Biogen Idec and Roche’s Genentech have restructured their existing collaboration for the development of CD20-targeting antibodies. The amended partnership gives Genentech full responsibility for further development and commercialization of ocrelizumab against multiple sclerosis (MS). The firm will in addition shoulder all associated costs.
Biogen Idec will receive tiered, double-digit royalties on U.S. sales of the antibody. The royalty levels will roughly equate to the company’s previous 30% interest in the candidate. The firms have also agreed that commercialization of ocrelizumab will not impact their current profit-sharing arrangement for Rituxan® (rituximab).
Changes have in addition been made to Genentech and Biogen Idec’s partnership for development and commercialization of GA101, a next-generation anti-CD20 antibody targeting chronic lymphocytic leukemia and non-Hodgkin lymphoma. The amendments mean Biogen Idec will increase its share of the losses and profits related to U.S. development and commercialization of GA101 from 30% to 35%. The firm will in addition pay Genentech about $10 million as a catch-up payment for GA101-related expenses incurred by the latter to date. On the achievement of specific GA101 sales milestones, Biogen Idec’s share of the co-promotion profits for Rituxan will drop from 40% to 35%.
Genentech says the restructured agreements will help prevent any future profit-sharing disputes arising in relation to GA101 and Rituxan. “The companies’ interests are now aligned, allowing us to work together to maximize the revenues for the collaboration products while maximizing the benefit for patients,” suggests George Scangos, Ph.D., Biogen Idec CEO. “This agreement allows Genentech and Roche to aggressively develop the compound in MS, while allowing Biogen Idec to avoid a further concentration of its R&D dollars in Phase III trials for multiple sclerosis.”
Just last week Genentech and Biogen Idec reported positive data from a Phase II placebo-controlled study of ocrelizumab in 220 patients with relapsing-remitting multiple sclerosis (RRMS). Compared with placebo therapy, the higher 2,000 mg dose of ocrelizumab led to a 96% reduction in the total number of brain lesions detected by magnetic resonance imaging (MRI) scans. The 600 mg dose of ocrelizumab led to an 89% reduction in the number of MRI-detected lesions.

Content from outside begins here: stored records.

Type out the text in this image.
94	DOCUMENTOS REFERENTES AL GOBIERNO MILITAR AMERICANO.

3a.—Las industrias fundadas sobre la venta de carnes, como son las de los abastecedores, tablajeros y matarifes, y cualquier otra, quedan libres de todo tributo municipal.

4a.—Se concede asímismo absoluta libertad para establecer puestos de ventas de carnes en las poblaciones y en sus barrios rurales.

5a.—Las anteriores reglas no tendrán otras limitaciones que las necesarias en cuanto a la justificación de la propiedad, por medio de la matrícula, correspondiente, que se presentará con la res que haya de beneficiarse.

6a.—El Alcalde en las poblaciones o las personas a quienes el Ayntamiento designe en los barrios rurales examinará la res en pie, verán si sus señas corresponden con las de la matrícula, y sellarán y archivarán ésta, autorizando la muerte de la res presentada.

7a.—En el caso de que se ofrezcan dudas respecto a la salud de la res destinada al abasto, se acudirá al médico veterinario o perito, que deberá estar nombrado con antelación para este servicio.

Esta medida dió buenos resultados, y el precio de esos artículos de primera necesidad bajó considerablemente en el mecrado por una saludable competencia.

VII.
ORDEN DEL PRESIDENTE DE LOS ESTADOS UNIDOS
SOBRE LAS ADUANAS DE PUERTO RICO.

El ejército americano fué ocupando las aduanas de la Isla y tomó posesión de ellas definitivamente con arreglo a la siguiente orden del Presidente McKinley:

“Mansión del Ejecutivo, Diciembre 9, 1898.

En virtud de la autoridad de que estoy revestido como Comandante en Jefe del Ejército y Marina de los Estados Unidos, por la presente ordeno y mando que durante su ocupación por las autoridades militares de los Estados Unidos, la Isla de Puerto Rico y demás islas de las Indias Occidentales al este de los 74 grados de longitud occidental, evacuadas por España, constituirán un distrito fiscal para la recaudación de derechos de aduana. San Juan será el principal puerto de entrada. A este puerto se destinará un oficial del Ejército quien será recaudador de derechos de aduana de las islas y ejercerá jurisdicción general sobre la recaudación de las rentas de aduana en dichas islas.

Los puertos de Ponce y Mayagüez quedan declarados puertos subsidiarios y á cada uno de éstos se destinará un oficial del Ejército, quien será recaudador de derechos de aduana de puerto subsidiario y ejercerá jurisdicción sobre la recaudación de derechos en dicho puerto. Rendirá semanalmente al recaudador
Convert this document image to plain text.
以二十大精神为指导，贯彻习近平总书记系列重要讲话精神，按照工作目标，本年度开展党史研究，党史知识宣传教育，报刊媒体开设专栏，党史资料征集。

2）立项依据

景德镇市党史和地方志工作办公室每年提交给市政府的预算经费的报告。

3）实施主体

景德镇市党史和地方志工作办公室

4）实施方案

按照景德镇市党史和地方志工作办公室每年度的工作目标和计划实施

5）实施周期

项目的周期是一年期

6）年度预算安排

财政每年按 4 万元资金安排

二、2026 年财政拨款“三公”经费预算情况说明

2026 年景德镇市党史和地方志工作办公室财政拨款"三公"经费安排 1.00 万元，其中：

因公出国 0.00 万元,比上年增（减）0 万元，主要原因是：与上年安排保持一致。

Ocrelizumab therapy also resulted in a 73–80% reduction in disease activity at 24 weeks, as measured by the annualized relapse rate (ARR). “These efficacy results are amongst the most remarkable seen in a Phase II RRMS study,” comments lead trial investigator, Ludwig Kappos, M.D., from the department of neurology, University Hospital Basel in Switzerland.
The positive Phase II RMMS data are in contrast to the failed Phase III rheumatoid arthritis (RA) program for ocrelizumab. The RA program had included four Phase III trials, but in May Genentech and Biogen Idec confirmed they were discontinuing development of the antibody for this indication because the “overall benefit to risk profile of ocrelizumab was not favourable in RA taking into account the currently available treatment options.”